Friday 24 January 2014

Solace in the garden.

Blogging has it's problem but it also has it's golden moments and there have been several of those this week....

To blog is to share, to some degree to download, to express verbally the inner turmoil and dread which visits me every morning on waking.

To see David every day growing weaker is the probably the worst thing I have ever had to do in a life not short of disasters.

One way of dealing with the anxiety is to walk. I find myself walking every room in the house.....something I did after the first David died ....

Here I have the huge garden. Having no dog now I still walk round it several times a day, secure in the knowledge that I am alone.

The high hedgerows mean that I don't see my neighbours much and I can walk and sing as I go and this does help....and it is why David had the path built...so that I can walk every day without having to change my shoes each time!

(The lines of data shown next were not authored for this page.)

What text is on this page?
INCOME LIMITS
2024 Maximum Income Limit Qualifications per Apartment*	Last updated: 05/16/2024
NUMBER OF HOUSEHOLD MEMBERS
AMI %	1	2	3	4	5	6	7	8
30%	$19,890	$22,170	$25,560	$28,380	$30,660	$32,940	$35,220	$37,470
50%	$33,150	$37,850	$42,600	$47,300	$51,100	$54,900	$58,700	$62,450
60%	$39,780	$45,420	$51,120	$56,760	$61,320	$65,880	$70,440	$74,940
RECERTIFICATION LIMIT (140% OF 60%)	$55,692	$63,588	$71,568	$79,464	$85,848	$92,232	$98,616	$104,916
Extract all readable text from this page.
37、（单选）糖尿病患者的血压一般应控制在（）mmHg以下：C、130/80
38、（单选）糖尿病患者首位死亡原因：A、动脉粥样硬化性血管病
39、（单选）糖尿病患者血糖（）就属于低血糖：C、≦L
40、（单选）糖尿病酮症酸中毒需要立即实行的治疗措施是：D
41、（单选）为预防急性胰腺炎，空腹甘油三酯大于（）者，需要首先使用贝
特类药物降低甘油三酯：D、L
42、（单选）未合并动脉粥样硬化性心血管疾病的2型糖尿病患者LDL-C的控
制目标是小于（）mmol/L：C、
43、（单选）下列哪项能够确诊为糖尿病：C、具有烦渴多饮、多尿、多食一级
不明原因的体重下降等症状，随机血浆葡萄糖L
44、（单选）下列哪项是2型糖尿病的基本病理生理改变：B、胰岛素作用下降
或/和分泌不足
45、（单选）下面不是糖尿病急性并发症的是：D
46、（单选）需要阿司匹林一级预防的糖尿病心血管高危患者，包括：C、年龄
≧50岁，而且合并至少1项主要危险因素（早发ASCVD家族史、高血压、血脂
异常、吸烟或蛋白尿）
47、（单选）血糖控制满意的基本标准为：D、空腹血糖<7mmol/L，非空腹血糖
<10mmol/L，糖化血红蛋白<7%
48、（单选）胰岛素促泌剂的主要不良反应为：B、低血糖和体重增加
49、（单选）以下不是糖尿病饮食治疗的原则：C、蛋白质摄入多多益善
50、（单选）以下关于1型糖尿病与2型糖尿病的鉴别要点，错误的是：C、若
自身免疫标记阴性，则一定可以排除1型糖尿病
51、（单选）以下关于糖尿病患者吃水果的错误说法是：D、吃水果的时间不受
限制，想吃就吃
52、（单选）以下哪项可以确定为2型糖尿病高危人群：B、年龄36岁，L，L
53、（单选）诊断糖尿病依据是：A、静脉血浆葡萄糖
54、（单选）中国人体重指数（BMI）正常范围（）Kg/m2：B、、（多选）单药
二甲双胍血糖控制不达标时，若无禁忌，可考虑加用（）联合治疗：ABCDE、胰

It helps relieve my tension just as surely as blogging does....some days I will walk right round several times in quick succession, on others I go slowly, stepping off the path to examine a plant, a primrose or the daffodils springing up!

Having the garden to myself is essential when I'm miserable. There is always something new happening..at every point of the year. The hedgerows are their own source of joy...the ancient Cornish stone covered with equally ancient flowers , foxglove, bluebells, ladies bed straw...all waiting now for their turn in the sun.

Walking the path is a solace and a joy too, watching the seasons change. It is David's last huge gift to me... And for that reason my solitary meanderings have become even more precious. I am aware of anything new and any alien visitation gets my attention. ...it is part of the grieving process for me. Nature is cyclical after all. Dieback is an essential part of the process, followed by new growth. We still have a rose flowering from last year. Some rose hips still hang lusciously, the huge fat camellia buds lie in wait for the warmth of the sun to open...

"We are nearer Gods heart in a garden than anywhere else on earth." Good words. I've forgotten who wrote them.

There is beauty in everything...even in death. Thank you God.